A startup taxi company owned by drivers is trying to win approval to launch service in the Denver area but may face an uphill climb.
An administrative-law judge recently denied Mile High Cab's application to operate a fleet of 150 taxis in Adams, Arapahoe, Boulder, Broomfield, Denver, Douglas and Jefferson counties.
Judge Paul Gomez wrote that Mile High's entry would harm Denver's existing cab companies economically and "impede the ability of those carriers to provide safe, economical and efficient service."
Mile High this week filed an appeal of the decision with the Colorado Public Utilities Commission, which regulates taxi service in the state and will make a final ruling.
There are four cab companies in the Denver area authorized by the commission to operate 1,262 taxis. Gomez agreed with experts for Metro Taxi, Denver's biggest cab company, who concluded Denver's supply of taxis is at or above capacity.

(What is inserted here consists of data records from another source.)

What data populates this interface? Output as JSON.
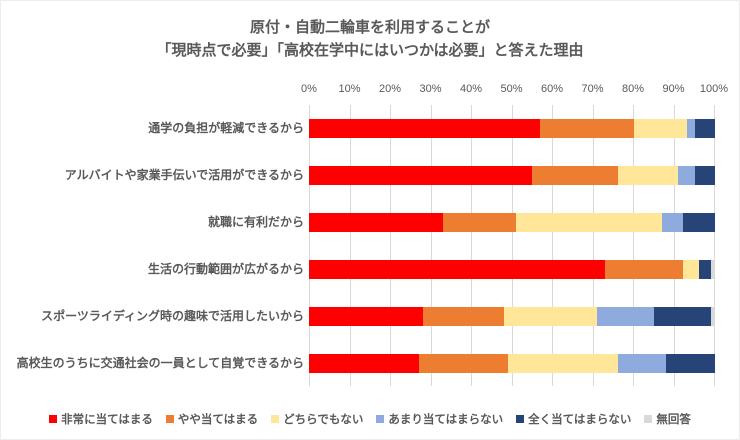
{
  "chart_data": {
    "type": "bar",
    "stacked": true,
    "orientation": "horizontal",
    "title_line1": "原付・自動二輪車を利用することが",
    "title_line2": "「現時点で必要」「高校在学中にはいつかは必要」と答えた理由",
    "categories": [
      "通学の負担が軽減できるから",
      "アルバイトや家業手伝いで活用ができるから",
      "就職に有利だから",
      "生活の行動範囲が広がるから",
      "スポーツライディング時の趣味で活用したいから",
      "高校生のうちに交通社会の一員として自覚できるから"
    ],
    "series": [
      {
        "name": "非常に当てはまる",
        "color": "#ff0000",
        "values": [
          57,
          55,
          33,
          73,
          28,
          27
        ]
      },
      {
        "name": "やや当てはまる",
        "color": "#ed7d31",
        "values": [
          23,
          21,
          18,
          19,
          20,
          22
        ]
      },
      {
        "name": "どちらでもない",
        "color": "#ffe699",
        "values": [
          13,
          15,
          36,
          4,
          23,
          27
        ]
      },
      {
        "name": "あまり当てはまらない",
        "color": "#8faadc",
        "values": [
          2,
          4,
          5,
          0,
          14,
          12
        ]
      },
      {
        "name": "全く当てはまらない",
        "color": "#264478",
        "values": [
          5,
          5,
          8,
          3,
          14,
          12
        ]
      },
      {
        "name": "無回答",
        "color": "#d9d9d9",
        "values": [
          0,
          0,
          0,
          1,
          1,
          0
        ]
      }
    ],
    "x_ticks": [
      "0%",
      "10%",
      "20%",
      "30%",
      "40%",
      "50%",
      "60%",
      "70%",
      "80%",
      "90%",
      "100%"
    ],
    "xlim": [
      0,
      100
    ],
    "grid": true,
    "legend_position": "bottom",
    "text_color": "#595959",
    "gridline_color": "#d9d9d9"
  }
}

"When a market is at or near capacity, a homogeneous, undifferentiated entrant such as Mile High does not serve the public interest," Gomez wrote.
An attorney for Mile High said its entry would benefit the public. Mile High would charge 25 cents less per mile than two of the existing cab companies, would not charge extra for additional passengers or baggage and would offer superior customer service, said attorney Thomas Russell.
"Competition of another firm is good for the public interest. . . . There's widespread dissatisfaction with cab service in the Denver area," he said. "If there are too many cabs, how come everyone has to wait so long for one?"
In 2008, Colorado lawmakers eased restrictions on new entrants into the regulated taxi market. Companies must prove they have adequate financial and managerial resources, but they no longer have to show a need for their services. Still, new service can be barred if existing taxi operators prove it will be a detriment to the public interest.
The PUC last year allowed Union Taxi to launch service with 220 cabs. Two other startups have applied with the commission to launch service, and Denver Yellow Cab has requested approval to add 150 taxis. The commission has not yet ruled on those requests, spokesman Terry Bote said.